August 21, 2010
The hummingbirds are back in town, using up the last of their vacation days before losing them to a new fiscal year. Why they choose to spend those precious days in Lincoln is a puzzle to me, although I’m grateful for the company. Just the other evening, a ruby-throated passerby stopped in our backyard just long enough to pummel the Canna lily that abuts our patio furniture. I was mighty grateful to have my butt in that furniture during its brief visit.
This is the time of year that I am reminded of old words, like “bounty” and “harvest.” Words that once conjured up kindergarten images of a two-dimensional horn-o-plenty stuffed full of gourds and apples now fill my head with live things--buzzing cicadas, put-up-your-dukes praying mantises and lightning-fast hummingbirds, things whose fleeting decadence both delights and exhausts me.
This overstimulated environment is no place in which to read today’s headlines. How, pray tell, am I supposed to find the room to take in the news about Russia’s endangered seed bank, home to 1,000 kinds of strawberries, for St. Petersburg’s sake? It simply stymies the mind to try to ponder how each of these berries stands apart from its cousins. Those who tend these fields say that 90 percent of the plants there can be found nowhere else in the world. And to learn that the thing that is threatening this natural savings-and-loan is a real-estate venture. . . frankly, such news does not shine a warm light on our kind.
I felt like a manic-depressive Paul Harvey this morning, licking my index finger in a desperate search for something more hopeful on page two or page three or perhaps on page four. Alas, that proved fruitless, ironically, as I read that there is now evidence the moon is shrinking.
Tossing aside the morning news, I replaced it with something glossier and more upbeat—the latest issue of my newly-crowned favorite, “The Smithsonian” magazine—where I still found no solace. Instead, I was haunted by the flat, black-and-white images of a foundling ivory-billed woodpecker sitting atop a man’s hat. The photos were from 1937, the last time anyone had irrefutable proof that these magnificent birds were still around. Proof, in this case, came in the form of a nestling whose clumsy, spectacular frame graced this man’s upper torso for five or ten miraculous minutes, deep in a no-longer-there Tennessee virgin forest.
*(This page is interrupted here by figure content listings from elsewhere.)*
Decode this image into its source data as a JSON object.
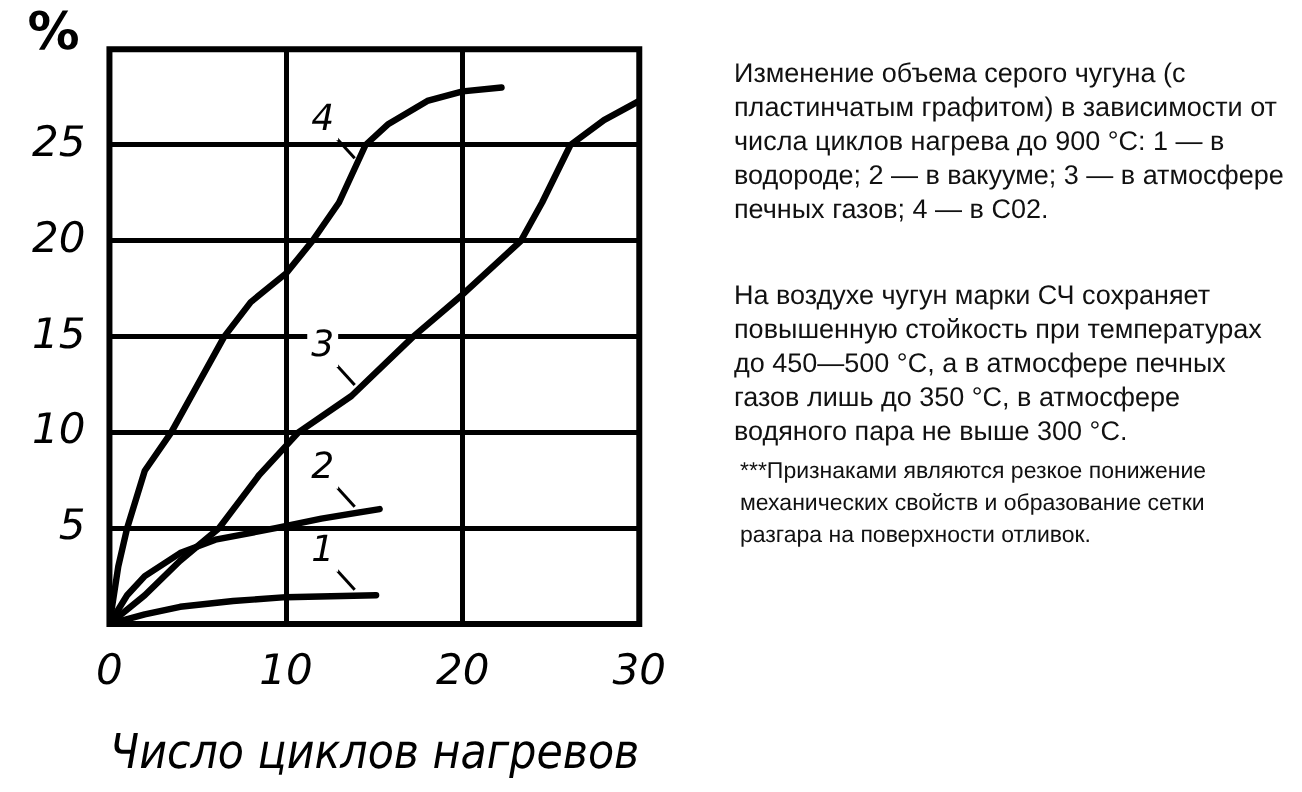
{
  "chart_data": {
    "type": "line",
    "xlabel": "Число циклов нагревов",
    "ylabel": "%",
    "xlim": [
      0,
      30
    ],
    "xticks": [
      0,
      10,
      20,
      30
    ],
    "ylim": [
      0,
      30
    ],
    "yticks": [
      {
        "value": 0,
        "label": null
      },
      5,
      10,
      15,
      20,
      25,
      {
        "value": 30,
        "label": null
      }
    ],
    "grid": true,
    "marker": "none",
    "line_style": "solid",
    "series": [
      {
        "name": "1",
        "color": "#000000",
        "x": [
          0,
          2,
          4,
          7,
          10,
          15.1
        ],
        "values": [
          0,
          0.5,
          0.9,
          1.2,
          1.4,
          1.5
        ]
      },
      {
        "name": "2",
        "color": "#000000",
        "x": [
          0,
          1,
          2,
          4,
          6,
          9.4,
          12,
          15.3
        ],
        "values": [
          0,
          1.5,
          2.5,
          3.7,
          4.4,
          5,
          5.5,
          6
        ]
      },
      {
        "name": "3",
        "color": "#000000",
        "x": [
          0,
          2,
          4,
          6.2,
          8.5,
          10.7,
          13.7,
          17.2,
          20,
          23.3,
          24.5,
          25.3,
          26.1,
          28,
          30
        ],
        "values": [
          0,
          1.5,
          3.3,
          5,
          7.8,
          10,
          11.9,
          15,
          17.2,
          20,
          22,
          23.5,
          25,
          26.3,
          27.3
        ]
      },
      {
        "name": "4",
        "color": "#000000",
        "x": [
          0,
          0.5,
          1,
          2,
          3.5,
          5,
          6.5,
          8,
          10,
          11.5,
          13,
          14.5,
          15.8,
          18,
          20,
          22.2
        ],
        "values": [
          0,
          3,
          5,
          8,
          10,
          12.5,
          15,
          16.8,
          18.3,
          20,
          22,
          25,
          26.1,
          27.3,
          27.8,
          28
        ]
      }
    ],
    "annotations": [
      "Изменение объема серого чугуна (с пластинчатым графитом) в зависимости от числа циклов нагрева до 900 °С: 1 — в водороде; 2 — в вакууме; 3 — в атмосфере печных газов; 4 — в С02.",
      "На воздухе чугун марки СЧ сохраняет повышенную стойкость при температурах до 450—500 °С, а в атмосфере печных газов лишь до 350 °С, в атмосфере водяного пара не выше 300 °С.",
      "***Признаками являются резкое понижение механических свойств и образование сетки разгара на поверхности отливок."
    ]
  }
}
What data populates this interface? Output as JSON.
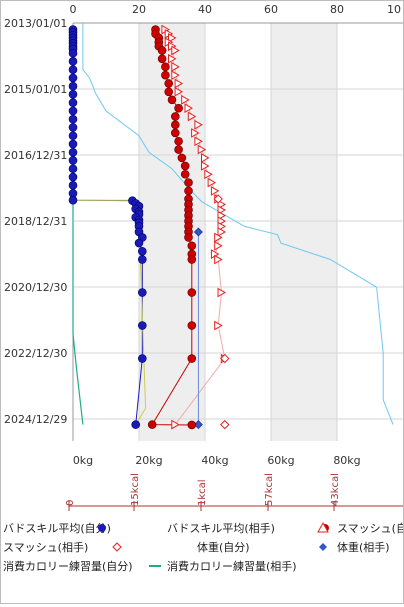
{
  "chart_data": {
    "type": "scatter",
    "orientation": "horizontal-values-vertical-time",
    "top_axis": {
      "ticks": [
        "0",
        "20",
        "40",
        "60",
        "80",
        "10"
      ],
      "range": [
        0,
        100
      ]
    },
    "bottom_axis": {
      "ticks": [
        "0kg",
        "20kg",
        "40kg",
        "60kg",
        "80kg"
      ],
      "range": [
        0,
        100
      ]
    },
    "date_ticks": [
      "2013/01/01",
      "2015/01/01",
      "2016/12/31",
      "2018/12/31",
      "2020/12/30",
      "2022/12/30",
      "2024/12/29"
    ],
    "calorie_ticks": [
      "0",
      "15kcal",
      "1kcal",
      "57kcal",
      "43kcal"
    ],
    "shaded_bands": [
      [
        20,
        40
      ],
      [
        60,
        80
      ]
    ],
    "grid": true,
    "colors": {
      "self_skill": "#1a1ab8",
      "opp_skill": "#cc0000",
      "smash_self": "#e62020",
      "smash_opp": "#e62020",
      "weight": "#6ec8f0",
      "cal_self": "#cccc55",
      "cal_opp": "#22aa88",
      "axis_red": "#b03030"
    },
    "series": [
      {
        "name": "バドスキル平均(自分)",
        "marker": "circle-blue",
        "points": [
          [
            "2013/03/15",
            0
          ],
          [
            "2013/04/15",
            0
          ],
          [
            "2013/05/15",
            0
          ],
          [
            "2013/06/15",
            0
          ],
          [
            "2013/07/15",
            0
          ],
          [
            "2013/08/15",
            0
          ],
          [
            "2013/09/15",
            0
          ],
          [
            "2013/10/15",
            0
          ],
          [
            "2013/12/01",
            0
          ],
          [
            "2014/03/01",
            0
          ],
          [
            "2014/06/01",
            0
          ],
          [
            "2014/09/01",
            0
          ],
          [
            "2014/12/01",
            0
          ],
          [
            "2015/03/01",
            0
          ],
          [
            "2015/06/01",
            0
          ],
          [
            "2015/09/01",
            0
          ],
          [
            "2015/12/01",
            0
          ],
          [
            "2016/03/01",
            0
          ],
          [
            "2016/06/01",
            0
          ],
          [
            "2016/09/01",
            0
          ],
          [
            "2016/12/01",
            0
          ],
          [
            "2017/03/01",
            0
          ],
          [
            "2017/06/01",
            0
          ],
          [
            "2017/09/01",
            0
          ],
          [
            "2017/12/01",
            0
          ],
          [
            "2018/03/01",
            0
          ],
          [
            "2018/05/15",
            0
          ],
          [
            "2018/05/20",
            18
          ],
          [
            "2018/06/20",
            19
          ],
          [
            "2018/07/20",
            20
          ],
          [
            "2018/08/20",
            19
          ],
          [
            "2018/09/20",
            20
          ],
          [
            "2018/10/20",
            20
          ],
          [
            "2018/11/20",
            19
          ],
          [
            "2018/12/20",
            20
          ],
          [
            "2019/01/20",
            20
          ],
          [
            "2019/03/01",
            20
          ],
          [
            "2019/05/01",
            20
          ],
          [
            "2019/07/01",
            21
          ],
          [
            "2019/09/01",
            20
          ],
          [
            "2019/12/01",
            21
          ],
          [
            "2020/03/01",
            21
          ],
          [
            "2021/03/01",
            21
          ],
          [
            "2022/03/01",
            21
          ],
          [
            "2023/03/01",
            21
          ],
          [
            "2025/03/01",
            19
          ]
        ]
      },
      {
        "name": "バドスキル平均(相手)",
        "marker": "circle-red",
        "points": [
          [
            "2013/03/15",
            25
          ],
          [
            "2013/05/01",
            25
          ],
          [
            "2013/06/15",
            26
          ],
          [
            "2013/08/01",
            26
          ],
          [
            "2013/09/15",
            26
          ],
          [
            "2013/11/01",
            27
          ],
          [
            "2014/02/01",
            27
          ],
          [
            "2014/05/01",
            28
          ],
          [
            "2014/08/01",
            28
          ],
          [
            "2014/11/01",
            29
          ],
          [
            "2015/02/01",
            29
          ],
          [
            "2015/05/01",
            30
          ],
          [
            "2015/08/01",
            32
          ],
          [
            "2015/11/01",
            31
          ],
          [
            "2016/02/01",
            31
          ],
          [
            "2016/05/01",
            31
          ],
          [
            "2016/08/01",
            32
          ],
          [
            "2016/11/01",
            32
          ],
          [
            "2017/02/01",
            33
          ],
          [
            "2017/05/01",
            34
          ],
          [
            "2017/08/01",
            34
          ],
          [
            "2017/11/01",
            35
          ],
          [
            "2018/02/01",
            35
          ],
          [
            "2018/05/01",
            35
          ],
          [
            "2018/07/01",
            35
          ],
          [
            "2018/09/01",
            35
          ],
          [
            "2018/11/01",
            35
          ],
          [
            "2019/01/01",
            35
          ],
          [
            "2019/03/01",
            35
          ],
          [
            "2019/05/01",
            35
          ],
          [
            "2019/07/01",
            35
          ],
          [
            "2019/10/01",
            36
          ],
          [
            "2020/01/01",
            36
          ],
          [
            "2020/03/01",
            36
          ],
          [
            "2021/03/01",
            36
          ],
          [
            "2022/03/01",
            36
          ],
          [
            "2023/03/01",
            36
          ],
          [
            "2025/03/01",
            24
          ],
          [
            "2025/03/05",
            36
          ]
        ]
      },
      {
        "name": "スマッシュ(自分)",
        "marker": "triangle-up-red",
        "points": [
          [
            "2013/03/15",
            28
          ],
          [
            "2013/05/01",
            29
          ],
          [
            "2013/06/15",
            30
          ],
          [
            "2013/08/01",
            29
          ],
          [
            "2013/09/15",
            30
          ],
          [
            "2013/11/01",
            31
          ],
          [
            "2014/02/01",
            30
          ],
          [
            "2014/05/01",
            31
          ],
          [
            "2014/08/01",
            31
          ],
          [
            "2014/11/01",
            32
          ],
          [
            "2015/02/01",
            32
          ],
          [
            "2015/05/01",
            34
          ],
          [
            "2015/08/01",
            35
          ],
          [
            "2015/11/01",
            36
          ],
          [
            "2016/02/01",
            38
          ],
          [
            "2016/05/01",
            37
          ],
          [
            "2016/08/01",
            38
          ],
          [
            "2016/11/01",
            39
          ],
          [
            "2017/02/01",
            40
          ],
          [
            "2017/05/01",
            40
          ],
          [
            "2017/08/01",
            41
          ],
          [
            "2017/11/01",
            42
          ],
          [
            "2018/02/01",
            43
          ],
          [
            "2018/05/01",
            44
          ],
          [
            "2018/07/01",
            45
          ],
          [
            "2018/09/01",
            45
          ],
          [
            "2018/11/01",
            45
          ],
          [
            "2019/01/01",
            45
          ],
          [
            "2019/03/01",
            45
          ],
          [
            "2019/05/01",
            45
          ],
          [
            "2019/07/01",
            44
          ],
          [
            "2019/10/01",
            44
          ],
          [
            "2020/01/01",
            43
          ],
          [
            "2020/03/01",
            44
          ],
          [
            "2021/03/01",
            45
          ],
          [
            "2022/03/01",
            44
          ],
          [
            "2023/03/01",
            46
          ],
          [
            "2025/03/01",
            31
          ]
        ]
      },
      {
        "name": "スマッシュ(相手)",
        "marker": "diamond-outline-red",
        "points": [
          [
            "2018/05/01",
            44
          ],
          [
            "2023/03/01",
            46
          ],
          [
            "2025/03/01",
            46
          ]
        ]
      },
      {
        "name": "体重(自分)",
        "marker": "line-lightblue",
        "points": [
          [
            "2013/01/01",
            3
          ],
          [
            "2014/06/01",
            3
          ],
          [
            "2014/09/01",
            5
          ],
          [
            "2015/03/01",
            7
          ],
          [
            "2015/09/01",
            10
          ],
          [
            "2016/06/01",
            20
          ],
          [
            "2016/12/01",
            23
          ],
          [
            "2017/06/01",
            30
          ],
          [
            "2018/01/01",
            35
          ],
          [
            "2018/06/01",
            39
          ],
          [
            "2019/03/01",
            52
          ],
          [
            "2019/06/01",
            62
          ],
          [
            "2019/09/01",
            63
          ],
          [
            "2020/03/01",
            78
          ],
          [
            "2021/01/01",
            92
          ],
          [
            "2022/01/01",
            93
          ],
          [
            "2023/01/01",
            94
          ],
          [
            "2024/06/01",
            94
          ],
          [
            "2025/03/01",
            97
          ]
        ]
      },
      {
        "name": "体重(相手)",
        "marker": "diamond-blue",
        "points": [
          [
            "2019/05/01",
            38
          ],
          [
            "2025/03/01",
            38
          ]
        ]
      },
      {
        "name": "消費カロリー練習量(自分)",
        "marker": "line-olive",
        "points": [
          [
            "2018/05/15",
            0
          ],
          [
            "2018/05/15",
            18
          ],
          [
            "2019/01/01",
            20
          ],
          [
            "2024/09/01",
            22
          ],
          [
            "2025/03/01",
            19
          ]
        ]
      },
      {
        "name": "消費カロリー練習量(相手)",
        "marker": "line-teal",
        "points": [
          [
            "2018/06/01",
            0
          ],
          [
            "2022/06/01",
            0
          ],
          [
            "2023/06/01",
            1
          ],
          [
            "2025/03/01",
            3
          ]
        ]
      }
    ]
  },
  "legend": {
    "rows": [
      [
        {
          "label": "バドスキル平均(自分)",
          "icon": "circle-blue"
        },
        {
          "label": "バドスキル平均(相手)",
          "icon": "circle-red"
        },
        {
          "label": "スマッシュ(自",
          "icon": "triangle-up-red"
        }
      ],
      [
        {
          "label": "スマッシュ(相手)",
          "icon": "diamond-outline-red"
        },
        {
          "label": "体重(自分)",
          "icon": "diamond-blue"
        },
        {
          "label": "体重(相手)",
          "icon": ""
        }
      ],
      [
        {
          "label": "消費カロリー練習量(自分)",
          "icon": "line-teal"
        },
        {
          "label": "消費カロリー練習量(相手)",
          "icon": ""
        },
        {
          "label": "",
          "icon": ""
        }
      ]
    ]
  }
}
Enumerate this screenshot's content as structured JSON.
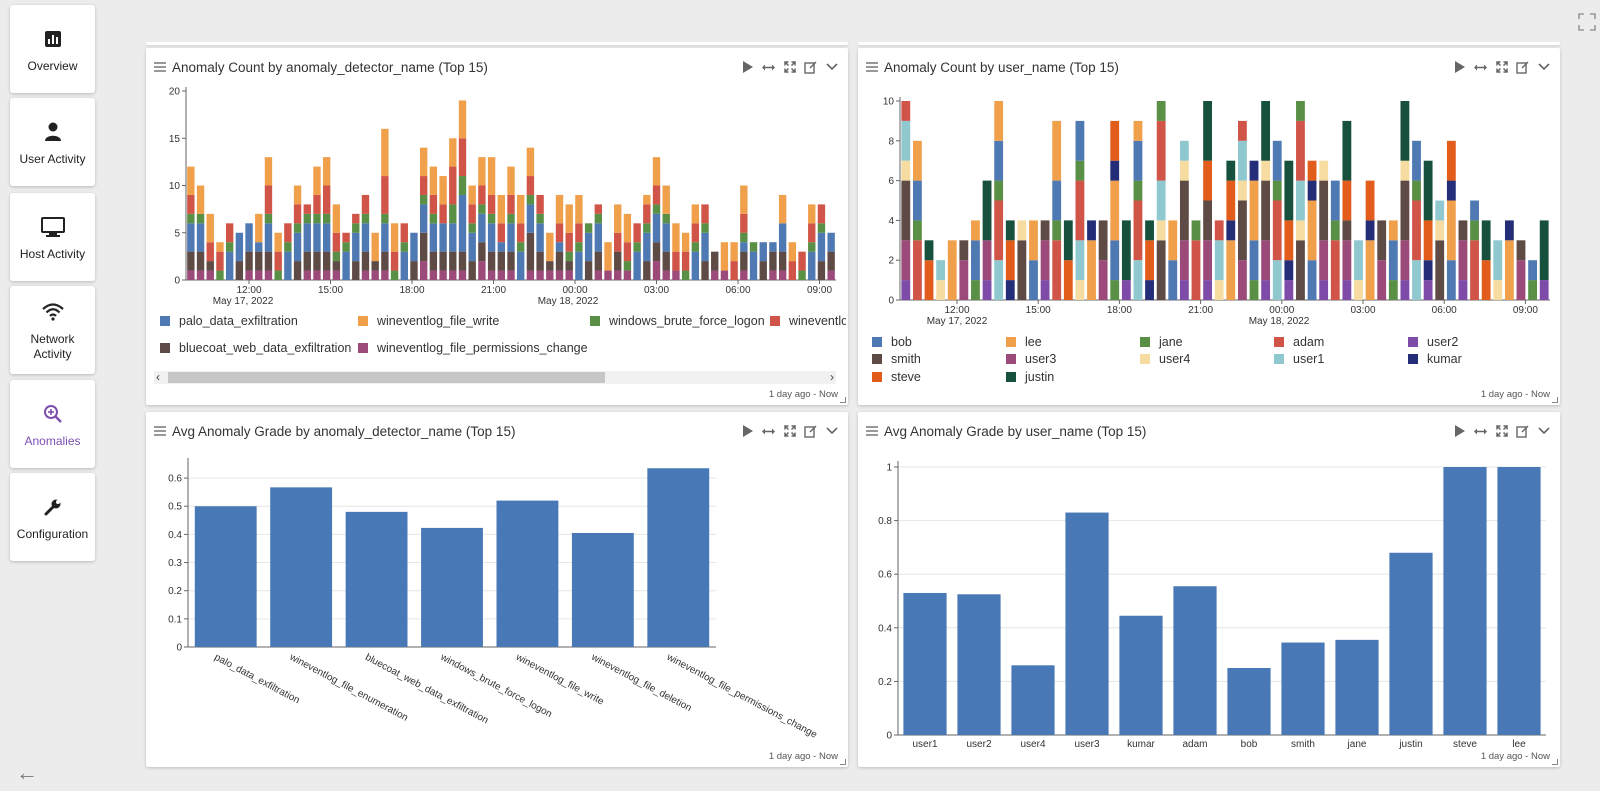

I cannot imagine such grace.
And yet, maybe I can. Maybe I need to do nothing more than wander the meandering garden in my own backyard, where goldfinches now alight on pooped-out purple coneflowers, prying loose their mid-morning snacks. Maybe I just need to run my hands across the four kinds of tomatoes now growing in our garden, each with a different, pulpy fingerprint, one more tart than the others. Maybe I just need to give myself over to the decadence and overgrowth of my own small world, and let myself be amazed by it all, ignoring the siren songs of the newsprint that is trapped inside my house.